Professor Sharon Marie Carnicke is internationally known for her groundbreaking research in "Stanislavsky in Focus." He next book, "Dynamic Acting Through Active Analysis" is forthcoming in January 2023 with Methuen. She is currently Professor of Theatre and Russian at the University of Southern California (Los Angeles) and founder of the Stanislavsky Institute for the 21st Century. Her books also include "Anton Chekhov: 4 Plays and 3 Jokes," "Checking out Chekhov," "The Theatrical Instinct: The Work of Nikolai Evreinov," and "Reframing Screen Performance" (co-authored). Her honors include a Kennedy Center Award for translation, fellowships from the Rockefeller Foundation and the American Council of Learned Societies, and research grants from the National Endowment for the Humanities and the National Science Foundation. As a theatre artist, she is internationally known as a master teacher of Active Analysis, which was created by Stanislavsky and developed by Maria Knebel. She has conducted intensives in the United States and globally at such institutions as the National Association of Acting Teachers (USA), the National Academy of the Arts (Norway), MetodiFestival (Italy), NIDA (Australia), and The Moscow Art Theatre School (Russia). Her work with scientists has applied Active Analysis to the study of emotional expression through motion capture and interactive digital storytelling.
Guest speakers
Professor Bella Merlin is a practice-based researcher into the processes of acting. Books include Beyond Stanislavsky (which introduced the process of Active Analysis into British actor training in 2001), and The Complete Stanislavsky Toolkit. Bella has been acting on stage, screen and radio for nearly thirty years, most recently in Shakespeare & Company's 2022 season (Lenox, Massachusetts), including her solo play Tilly No-Body: Catastrophes of Love (a fact-based, musical drama featuring the lives and love of Tilly and Frank Wedekind). With a Ph.D. from the University of Birmingham, UK, and as a graduate of Moscow's State Institute of Cinematography, she is currently Professor of Acting and Directing at the University of California, Riverside. Her approach to Stanislavsky and Knebel's legacy can be seen in Active Analysis in Rehearsal: A Documentary Learning Resource on Digital Theatre +.

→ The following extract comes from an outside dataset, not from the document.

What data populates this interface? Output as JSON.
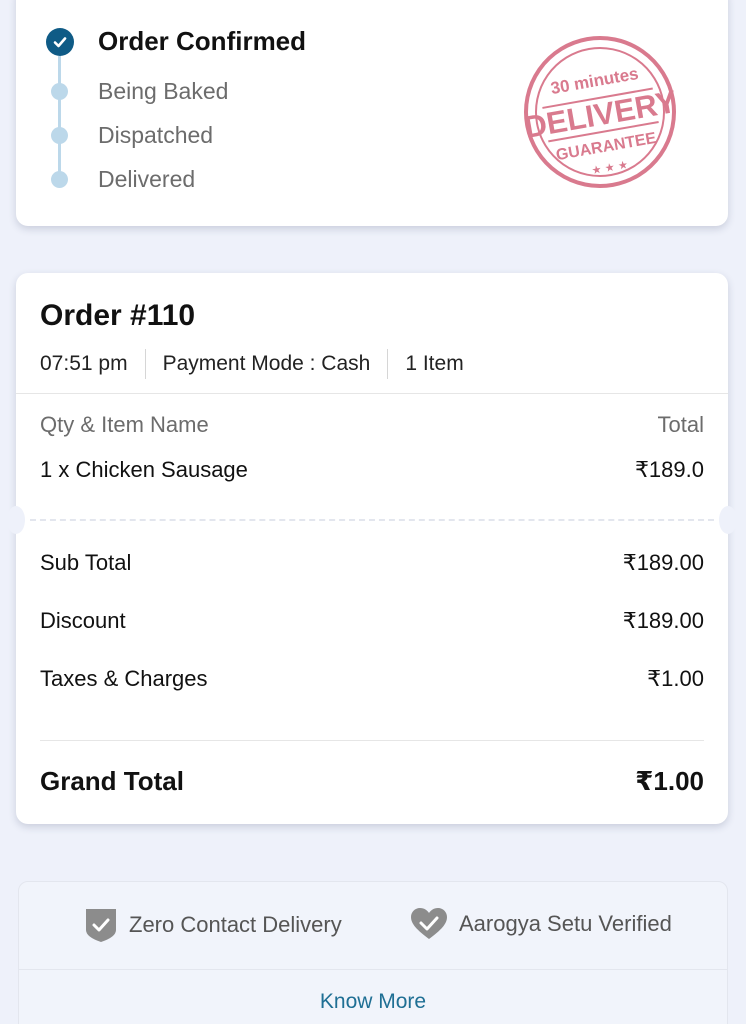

Professor Rhonda Blair is Professor Emerita of theatre in the Meadows School of the Arts at Southern Methodist University. Her expertise includes applications of cognitive science to acting, directing, and text; Anton Chekhov; and politics and feminism related to theatre and performance. In addition to directing and performing in more than 70 productions, she has presented keynote talks and papers at more than 100 conferences and symposia worldwide. She is the author of The Actor, Image, and Action: Acting and Cognitive Neuroscience; editor of an edition of Richard Boleslavsky's Acting: The First Six Lessons; co-editor, with Amy Cook, of Theatre, Performance and Cognition: Languages, Bodies and Ecologies. She has published numerous articles and reviews. She is a past president of the American Society for Theatre Research and received ASTR's 2019 Distinguished Scholar Award. She has received grants and fellowships from the National Endowment for the Arts and National Endowment for the Humanities, among others.